Vanity metrics like total revenue can be misleading. A startup might acquire many low-priced, low-usage customers without solving a core problem. Deep, consistent user engagement statistics are a much stronger indicator of genuine, 'found' demand than top-line numbers alone.
When evaluating AI companies, focus on customer love (gross retention) and efficient acquisition over gross margins. High margins are less critical initially, as the 99%+ decline in model input costs suggests a clear path to future profitability if the core product is sticky.
Since today's AI companies grow too fast to have multi-year renewal data, investors must adapt their diligence. The focus shifts from long-term retention to short-cycle retention and, crucially, deep product engagement.
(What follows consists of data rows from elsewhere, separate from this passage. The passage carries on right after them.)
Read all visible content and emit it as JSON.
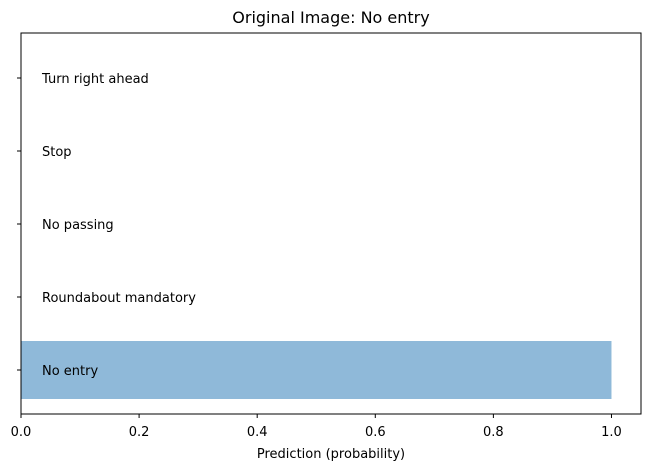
{
  "chart_data": {
    "type": "bar",
    "orientation": "horizontal",
    "title": "Original Image: No entry",
    "xlabel": "Prediction (probability)",
    "ylabel": "",
    "xlim": [
      0,
      1.05
    ],
    "xticks": [
      "0.0",
      "0.2",
      "0.4",
      "0.6",
      "0.8",
      "1.0"
    ],
    "xtick_values": [
      0,
      0.2,
      0.4,
      0.6,
      0.8,
      1.0
    ],
    "categories": [
      "No entry",
      "Roundabout mandatory",
      "No passing",
      "Stop",
      "Turn right ahead"
    ],
    "values": [
      1.0,
      0.0,
      0.0,
      0.0,
      0.0
    ],
    "bar_color": "#8fb9d9",
    "grid": false,
    "legend": "none"
  }
}
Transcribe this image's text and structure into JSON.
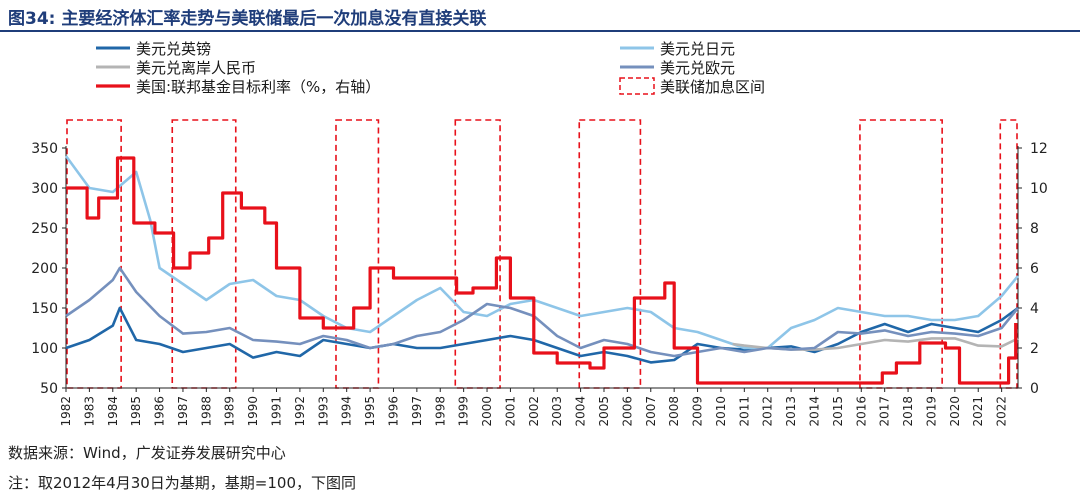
{
  "figure": {
    "title": "图34:  主要经济体汇率走势与美联储最后一次加息没有直接关联",
    "source": "数据来源：Wind，广发证券发展研究中心",
    "note": "注：取2012年4月30日为基期，基期=100，下图同"
  },
  "chart_data": {
    "type": "line",
    "title": "",
    "x_range": [
      1982,
      2022.7
    ],
    "x_tick_labels": [
      "1982",
      "1983",
      "1984",
      "1985",
      "1986",
      "1987",
      "1988",
      "1989",
      "1990",
      "1991",
      "1992",
      "1993",
      "1994",
      "1995",
      "1996",
      "1997",
      "1998",
      "1999",
      "2000",
      "2001",
      "2002",
      "2003",
      "2004",
      "2005",
      "2006",
      "2007",
      "2008",
      "2009",
      "2010",
      "2011",
      "2012",
      "2013",
      "2014",
      "2015",
      "2016",
      "2017",
      "2018",
      "2019",
      "2020",
      "2021",
      "2022"
    ],
    "y_left": {
      "range": [
        50,
        350
      ],
      "ticks": [
        50,
        100,
        150,
        200,
        250,
        300,
        350
      ]
    },
    "y_right": {
      "range": [
        0,
        12
      ],
      "ticks": [
        0,
        2,
        4,
        6,
        8,
        10,
        12
      ]
    },
    "series": [
      {
        "name": "美元兑英镑",
        "color": "#2067a8",
        "axis": "left",
        "x": [
          1982,
          1983,
          1984,
          1984.3,
          1985,
          1986,
          1987,
          1988,
          1989,
          1990,
          1991,
          1992,
          1993,
          1994,
          1995,
          1996,
          1997,
          1998,
          1999,
          2000,
          2001,
          2002,
          2003,
          2004,
          2005,
          2006,
          2007,
          2008,
          2009,
          2010,
          2011,
          2012,
          2013,
          2014,
          2015,
          2016,
          2017,
          2018,
          2019,
          2020,
          2021,
          2022,
          2022.7
        ],
        "y": [
          100,
          110,
          128,
          150,
          110,
          105,
          95,
          100,
          105,
          88,
          95,
          90,
          110,
          105,
          100,
          105,
          100,
          100,
          105,
          110,
          115,
          110,
          100,
          90,
          95,
          90,
          82,
          85,
          105,
          100,
          98,
          100,
          102,
          95,
          105,
          120,
          130,
          120,
          130,
          125,
          120,
          135,
          150
        ]
      },
      {
        "name": "美元兑日元",
        "color": "#8ec5e8",
        "axis": "left",
        "x": [
          1982,
          1983,
          1984,
          1985,
          1985.6,
          1986,
          1987,
          1988,
          1989,
          1990,
          1991,
          1992,
          1993,
          1994,
          1995,
          1996,
          1997,
          1998,
          1999,
          2000,
          2001,
          2002,
          2003,
          2004,
          2005,
          2006,
          2007,
          2008,
          2009,
          2010,
          2011,
          2012,
          2013,
          2014,
          2015,
          2016,
          2017,
          2018,
          2019,
          2020,
          2021,
          2022,
          2022.7
        ],
        "y": [
          340,
          300,
          295,
          320,
          260,
          200,
          180,
          160,
          180,
          185,
          165,
          160,
          140,
          125,
          120,
          140,
          160,
          175,
          145,
          140,
          155,
          160,
          150,
          140,
          145,
          150,
          145,
          125,
          120,
          110,
          100,
          100,
          125,
          135,
          150,
          145,
          140,
          140,
          135,
          135,
          140,
          165,
          190
        ]
      },
      {
        "name": "美元兑离岸人民币",
        "color": "#b4b4b4",
        "axis": "left",
        "x": [
          2010.5,
          2011,
          2012,
          2013,
          2014,
          2015,
          2016,
          2017,
          2018,
          2019,
          2020,
          2021,
          2022,
          2022.7
        ],
        "y": [
          105,
          103,
          100,
          98,
          98,
          100,
          105,
          110,
          108,
          112,
          112,
          103,
          102,
          112
        ]
      },
      {
        "name": "美元兑欧元",
        "color": "#7590bd",
        "axis": "left",
        "x": [
          1982,
          1983,
          1984,
          1984.3,
          1985,
          1986,
          1987,
          1988,
          1989,
          1990,
          1991,
          1992,
          1993,
          1994,
          1995,
          1996,
          1997,
          1998,
          1999,
          2000,
          2001,
          2002,
          2003,
          2004,
          2005,
          2006,
          2007,
          2008,
          2009,
          2010,
          2011,
          2012,
          2013,
          2014,
          2015,
          2016,
          2017,
          2018,
          2019,
          2020,
          2021,
          2022,
          2022.7
        ],
        "y": [
          140,
          160,
          185,
          200,
          170,
          140,
          118,
          120,
          125,
          110,
          108,
          105,
          115,
          110,
          100,
          105,
          115,
          120,
          135,
          155,
          150,
          140,
          115,
          100,
          110,
          105,
          95,
          90,
          95,
          100,
          95,
          100,
          98,
          100,
          120,
          118,
          122,
          115,
          120,
          118,
          115,
          125,
          150
        ]
      },
      {
        "name": "美国:联邦基金目标利率（%，右轴）",
        "color": "#e8101a",
        "axis": "right",
        "step": true,
        "x": [
          1982,
          1982.9,
          1983.4,
          1984.2,
          1984.9,
          1985.8,
          1986.6,
          1987.3,
          1988.1,
          1988.7,
          1989.5,
          1990.5,
          1991,
          1992,
          1993,
          1994,
          1994.3,
          1995,
          1996,
          1997.5,
          1998.7,
          1999.4,
          2000.4,
          2001,
          2002,
          2003,
          2004.4,
          2005,
          2006.3,
          2007.6,
          2008,
          2009,
          2015.9,
          2016.9,
          2017.5,
          2018.5,
          2019.6,
          2020.2,
          2021,
          2022.1,
          2022.3,
          2022.6
        ],
        "y": [
          10,
          8.5,
          9.5,
          11.5,
          8.25,
          7.75,
          6,
          6.75,
          7.5,
          9.75,
          9,
          8.25,
          6,
          3.5,
          3,
          3,
          4,
          6,
          5.5,
          5.5,
          4.75,
          5,
          6.5,
          4.5,
          1.75,
          1.25,
          1,
          2,
          4.5,
          5.25,
          2,
          0.25,
          0.25,
          0.75,
          1.25,
          2.25,
          2.0,
          0.25,
          0.25,
          0.25,
          1.5,
          3.25
        ]
      }
    ],
    "hike_windows": {
      "name": "美联储加息区间",
      "color": "#e8101a",
      "periods": [
        [
          1982,
          1984.4
        ],
        [
          1986.5,
          1989.3
        ],
        [
          1993.5,
          1995.4
        ],
        [
          1998.6,
          2000.6
        ],
        [
          2003.9,
          2006.6
        ],
        [
          2015.9,
          2019.5
        ],
        [
          2021.9,
          2022.7
        ]
      ]
    },
    "legend": {
      "position": "top",
      "entries": [
        "美元兑英镑",
        "美元兑日元",
        "美元兑离岸人民币",
        "美元兑欧元",
        "美国:联邦基金目标利率（%，右轴）",
        "美联储加息区间"
      ]
    }
  }
}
High usage is the best leading indicator of future stickiness and value.
Metrics like product utilization, ROI, or customer happiness (NPS) are often correlated with retention but don't cause it. Focusing on these proxies wastes energy. Instead, identify the one specific event (e.g., a team sending 2,000 Slack messages) that causally leads to non-churn.
The true indicator of Product-Market Fit isn't how fast you can sign up new users, but how effectively you can retain them. High growth with high churn is a false signal that leads to a plateau, not compounding growth.
The current AI hype cycle can create misleading top-of-funnel metrics. The only companies that will survive are those demonstrating strong, above-benchmark user and revenue retention. It has become the ultimate litmus test for whether a product provides real, lasting value beyond the initial curiosity.
While pipeline is important, the real signal of a successful AI-driven business is the depth of customer engagement. Are customers expanding beyond their initial use case? Are developers integrating your tool into core workflows? Are communities actively discussing you? These leading indicators show a stronger foundation than top-of-funnel metrics alone.
Don't jump directly to optimizing for high-level business outcomes like retention. Instead, sequence your North Star metric. First, focus the team on driving foundational user engagement. Only after establishing that behavior should you shift the primary metric to a direct business impact like revenue or retention.
Because AI products improve so rapidly, it's crucial to proactively bring lapsed users back. A user who tried the product a year ago has no idea how much better it is today. Marketing pushes around major version launches (e.g., v3.0) can create a step-change in weekly active users.
Instead of focusing solely on CSAT or transaction completion, a more powerful KPI for AI effectiveness is repeat usage. When customers voluntarily return to the same AI-powered channel (e.g., a chatbot) to solve a problem, it signals the experience was so effective it became their preferred method.